The Snow Lake Trail is a prime example. It's one of King County's most popular trails, but it crosses multiple avalanche chutes. 

People snowshoeing have died there, including two teens just two winters ago.

"I am surprised, when we go out and do public education and awareness, how few people know what a beacon shovel and a probe are and if you don't know what they are, you really need to reconsider going into backcountry snow," said Brenes. 

A beacon, probe, and shovel are tools that work together to help find your buried partner after an avalanche. There are avalanche classes in our area to teach you how to use them as well as how to recognize what avalanche territory looks like. 

You should never go into avalanche terrain without those three tools, without knowing how to use them, and without at least one partner. 

Experts say before you head anywhere this winter, do your research about what location you should explore. 

"Unless you really have taken an avalanche awareness class, or you have a lot of experience navigating that, I encourage folks to find another spot that maybe you haven't been to yet, with a little bit less risk," said Anna Roth, the hiking content manager with the Washington Trails Association (WTA). 

WTA has an online database not just for information on trails, but how to find places that fit your experience and information about what gear to bring and how to prepare for the outdoors. They're also preparing for more folks on trails this winter. 

"We have lots of winter resources that we update every season," said Roth. 

Even if you’re not planning on going into avalanche terrain, if you’re new to hiking, you’ll need to familiarize yourself with how to keep yourself safe 

"It can get deadly in winter quite quickly, so don't delay. Call us right away, bring your 10 essentials and leave a trip plan with someone who can be accountable for you," said Brenes. 

Along with bringing the ten essentials, things like water and food, extra clothes and a light source, Brenes said you should consider something called an electronic locator beacon or a personal locator beacon. Most of them cost anyway between $200 and $700, but Brenes said the investment is worth it. 

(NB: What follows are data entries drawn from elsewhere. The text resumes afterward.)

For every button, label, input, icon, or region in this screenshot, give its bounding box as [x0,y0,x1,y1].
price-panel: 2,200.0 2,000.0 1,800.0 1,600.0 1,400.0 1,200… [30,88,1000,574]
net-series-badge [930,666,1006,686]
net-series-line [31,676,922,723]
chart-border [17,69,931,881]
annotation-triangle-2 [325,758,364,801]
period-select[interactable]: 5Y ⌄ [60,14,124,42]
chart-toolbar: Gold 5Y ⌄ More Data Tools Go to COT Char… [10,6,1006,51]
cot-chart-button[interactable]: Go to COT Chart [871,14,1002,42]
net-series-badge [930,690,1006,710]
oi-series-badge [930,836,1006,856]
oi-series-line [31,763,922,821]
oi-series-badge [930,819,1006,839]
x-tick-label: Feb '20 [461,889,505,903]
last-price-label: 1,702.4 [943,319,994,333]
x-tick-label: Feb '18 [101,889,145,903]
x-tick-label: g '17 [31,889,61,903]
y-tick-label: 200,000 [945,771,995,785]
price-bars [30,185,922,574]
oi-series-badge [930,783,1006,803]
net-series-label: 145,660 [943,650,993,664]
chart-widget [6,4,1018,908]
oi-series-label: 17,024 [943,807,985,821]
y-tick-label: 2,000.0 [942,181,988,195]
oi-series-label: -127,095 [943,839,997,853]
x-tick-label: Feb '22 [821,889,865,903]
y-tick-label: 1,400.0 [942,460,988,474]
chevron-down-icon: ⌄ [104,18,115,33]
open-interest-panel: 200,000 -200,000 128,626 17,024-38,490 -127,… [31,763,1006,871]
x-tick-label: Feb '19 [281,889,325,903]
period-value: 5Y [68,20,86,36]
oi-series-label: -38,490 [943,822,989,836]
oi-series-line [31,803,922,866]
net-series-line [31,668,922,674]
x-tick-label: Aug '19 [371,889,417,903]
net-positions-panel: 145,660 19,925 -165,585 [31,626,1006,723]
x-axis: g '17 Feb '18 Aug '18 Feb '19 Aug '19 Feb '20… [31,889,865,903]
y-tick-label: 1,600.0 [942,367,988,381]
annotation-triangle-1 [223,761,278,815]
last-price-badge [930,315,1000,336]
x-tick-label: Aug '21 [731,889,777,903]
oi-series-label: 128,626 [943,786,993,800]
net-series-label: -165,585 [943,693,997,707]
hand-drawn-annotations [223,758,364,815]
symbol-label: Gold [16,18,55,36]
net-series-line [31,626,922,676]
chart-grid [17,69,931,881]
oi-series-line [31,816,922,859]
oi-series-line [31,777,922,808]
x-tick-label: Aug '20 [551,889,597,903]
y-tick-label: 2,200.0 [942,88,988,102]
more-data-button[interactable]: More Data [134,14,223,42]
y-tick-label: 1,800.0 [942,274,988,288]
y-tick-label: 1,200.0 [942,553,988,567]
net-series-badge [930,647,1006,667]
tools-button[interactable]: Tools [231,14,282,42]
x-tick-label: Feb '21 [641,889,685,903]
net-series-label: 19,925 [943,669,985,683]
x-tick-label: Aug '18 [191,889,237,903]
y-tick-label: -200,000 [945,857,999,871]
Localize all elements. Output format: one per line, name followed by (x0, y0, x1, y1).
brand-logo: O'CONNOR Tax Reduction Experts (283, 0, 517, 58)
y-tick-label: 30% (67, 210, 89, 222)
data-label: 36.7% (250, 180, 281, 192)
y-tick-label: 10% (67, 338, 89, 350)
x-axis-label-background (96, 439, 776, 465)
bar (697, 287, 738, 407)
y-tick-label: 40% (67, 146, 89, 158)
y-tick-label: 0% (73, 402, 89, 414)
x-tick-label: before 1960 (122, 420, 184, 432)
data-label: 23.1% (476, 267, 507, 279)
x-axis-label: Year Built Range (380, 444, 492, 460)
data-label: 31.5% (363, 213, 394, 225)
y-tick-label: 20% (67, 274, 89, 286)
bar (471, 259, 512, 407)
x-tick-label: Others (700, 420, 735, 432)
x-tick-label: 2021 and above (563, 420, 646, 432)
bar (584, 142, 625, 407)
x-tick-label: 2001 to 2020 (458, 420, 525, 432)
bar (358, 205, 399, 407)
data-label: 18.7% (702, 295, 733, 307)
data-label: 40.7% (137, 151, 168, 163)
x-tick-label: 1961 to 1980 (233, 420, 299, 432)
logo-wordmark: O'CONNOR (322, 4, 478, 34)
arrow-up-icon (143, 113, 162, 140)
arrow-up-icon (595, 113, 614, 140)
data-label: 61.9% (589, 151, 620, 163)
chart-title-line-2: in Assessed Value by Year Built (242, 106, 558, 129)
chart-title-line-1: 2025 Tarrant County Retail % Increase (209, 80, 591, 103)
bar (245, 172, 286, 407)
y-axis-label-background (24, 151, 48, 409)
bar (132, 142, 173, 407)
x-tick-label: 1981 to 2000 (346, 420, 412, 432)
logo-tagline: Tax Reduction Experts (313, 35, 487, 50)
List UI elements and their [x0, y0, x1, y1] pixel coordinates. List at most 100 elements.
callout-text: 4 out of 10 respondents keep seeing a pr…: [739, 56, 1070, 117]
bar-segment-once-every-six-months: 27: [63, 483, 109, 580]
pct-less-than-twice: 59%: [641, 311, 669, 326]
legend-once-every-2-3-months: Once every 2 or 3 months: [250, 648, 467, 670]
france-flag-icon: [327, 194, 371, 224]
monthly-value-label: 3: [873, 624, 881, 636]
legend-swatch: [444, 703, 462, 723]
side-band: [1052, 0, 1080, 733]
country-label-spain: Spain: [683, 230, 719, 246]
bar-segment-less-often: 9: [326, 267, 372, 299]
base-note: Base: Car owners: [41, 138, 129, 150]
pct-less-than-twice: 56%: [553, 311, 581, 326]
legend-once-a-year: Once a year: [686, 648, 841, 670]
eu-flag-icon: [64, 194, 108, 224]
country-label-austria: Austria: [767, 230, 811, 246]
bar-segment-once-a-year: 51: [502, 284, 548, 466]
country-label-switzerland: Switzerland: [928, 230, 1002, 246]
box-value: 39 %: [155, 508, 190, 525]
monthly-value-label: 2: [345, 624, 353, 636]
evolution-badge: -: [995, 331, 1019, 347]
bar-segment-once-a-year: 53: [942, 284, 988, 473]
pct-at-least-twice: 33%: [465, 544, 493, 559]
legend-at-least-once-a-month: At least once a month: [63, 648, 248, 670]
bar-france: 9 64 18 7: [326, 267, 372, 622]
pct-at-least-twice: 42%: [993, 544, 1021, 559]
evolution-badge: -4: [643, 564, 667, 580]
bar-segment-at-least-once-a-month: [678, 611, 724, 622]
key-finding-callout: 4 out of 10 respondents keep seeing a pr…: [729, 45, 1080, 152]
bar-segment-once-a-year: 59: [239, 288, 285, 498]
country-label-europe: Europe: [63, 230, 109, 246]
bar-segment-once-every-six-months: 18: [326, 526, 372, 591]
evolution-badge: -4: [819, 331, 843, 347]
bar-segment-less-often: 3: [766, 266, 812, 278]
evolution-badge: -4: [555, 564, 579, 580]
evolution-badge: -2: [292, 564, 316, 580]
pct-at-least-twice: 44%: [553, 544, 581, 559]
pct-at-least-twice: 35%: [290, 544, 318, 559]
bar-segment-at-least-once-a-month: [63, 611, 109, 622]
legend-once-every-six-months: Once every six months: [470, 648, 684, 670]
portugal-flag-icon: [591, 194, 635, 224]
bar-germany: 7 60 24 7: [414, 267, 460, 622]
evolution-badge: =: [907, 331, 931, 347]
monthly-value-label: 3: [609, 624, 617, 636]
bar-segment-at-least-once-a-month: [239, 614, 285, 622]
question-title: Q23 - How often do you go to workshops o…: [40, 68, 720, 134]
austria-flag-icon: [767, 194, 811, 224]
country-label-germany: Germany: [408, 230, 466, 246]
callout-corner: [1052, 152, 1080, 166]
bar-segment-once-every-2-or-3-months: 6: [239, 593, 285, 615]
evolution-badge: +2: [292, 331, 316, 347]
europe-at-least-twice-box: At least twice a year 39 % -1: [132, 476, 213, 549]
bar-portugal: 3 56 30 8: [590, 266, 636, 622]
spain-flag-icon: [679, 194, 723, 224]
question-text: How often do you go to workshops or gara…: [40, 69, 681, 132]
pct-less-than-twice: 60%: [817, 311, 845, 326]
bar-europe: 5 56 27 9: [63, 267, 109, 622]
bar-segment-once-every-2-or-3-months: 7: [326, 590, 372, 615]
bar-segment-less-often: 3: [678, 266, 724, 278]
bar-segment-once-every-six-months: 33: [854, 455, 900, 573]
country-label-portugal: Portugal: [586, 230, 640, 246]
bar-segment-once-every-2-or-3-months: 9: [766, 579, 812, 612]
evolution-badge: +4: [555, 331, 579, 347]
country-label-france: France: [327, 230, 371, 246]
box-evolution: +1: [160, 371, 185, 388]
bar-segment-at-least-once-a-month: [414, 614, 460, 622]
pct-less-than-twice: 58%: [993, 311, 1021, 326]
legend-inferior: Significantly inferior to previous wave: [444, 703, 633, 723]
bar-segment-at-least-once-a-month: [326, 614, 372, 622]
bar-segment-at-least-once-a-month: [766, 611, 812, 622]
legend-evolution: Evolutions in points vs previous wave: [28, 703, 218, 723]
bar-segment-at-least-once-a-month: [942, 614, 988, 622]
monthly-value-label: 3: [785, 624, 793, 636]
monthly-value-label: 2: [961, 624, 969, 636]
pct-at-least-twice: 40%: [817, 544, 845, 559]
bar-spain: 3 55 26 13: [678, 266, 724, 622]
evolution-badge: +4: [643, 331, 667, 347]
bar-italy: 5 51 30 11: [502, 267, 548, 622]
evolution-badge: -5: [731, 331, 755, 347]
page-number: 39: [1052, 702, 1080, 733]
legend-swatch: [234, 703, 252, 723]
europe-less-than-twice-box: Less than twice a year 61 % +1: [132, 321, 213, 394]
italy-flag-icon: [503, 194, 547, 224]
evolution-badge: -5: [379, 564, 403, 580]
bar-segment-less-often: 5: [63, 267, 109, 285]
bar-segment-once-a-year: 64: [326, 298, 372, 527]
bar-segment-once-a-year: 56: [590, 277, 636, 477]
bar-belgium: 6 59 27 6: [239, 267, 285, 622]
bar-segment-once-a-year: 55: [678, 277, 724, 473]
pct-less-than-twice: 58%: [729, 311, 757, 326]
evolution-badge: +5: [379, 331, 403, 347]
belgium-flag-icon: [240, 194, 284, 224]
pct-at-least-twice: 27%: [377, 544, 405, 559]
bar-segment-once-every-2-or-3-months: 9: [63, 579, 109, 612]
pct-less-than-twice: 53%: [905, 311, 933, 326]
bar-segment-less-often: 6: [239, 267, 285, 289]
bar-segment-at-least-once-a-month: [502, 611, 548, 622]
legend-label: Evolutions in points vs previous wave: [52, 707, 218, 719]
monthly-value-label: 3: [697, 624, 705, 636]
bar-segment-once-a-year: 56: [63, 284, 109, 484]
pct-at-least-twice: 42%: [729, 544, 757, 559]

"It's an insurance policy. It’s an 'oh crap' button. It tells us right where you're at," said Brenes. 

There's a difference between an avalanche beacon and a personal locator beacon. The avalanche beacon only works with other transponders like it, which beeps when you get physically close. A personal locator beacon is a satellite messenger that, with the press of a button, you contact the local dispatch which then sends a team of rescuers to your exact location.  

Brenes said it will save your life when needed. 

"If you can't have cell coverage, some kind of messaging device like a beacon or Spot or inReach is really the only way," she said. 

Any time you wander into the backcountry, especially in winter, preparation is key. Before you venture out there, do your research, make a plan, and enjoy our beautiful landscapes in the safest way possible.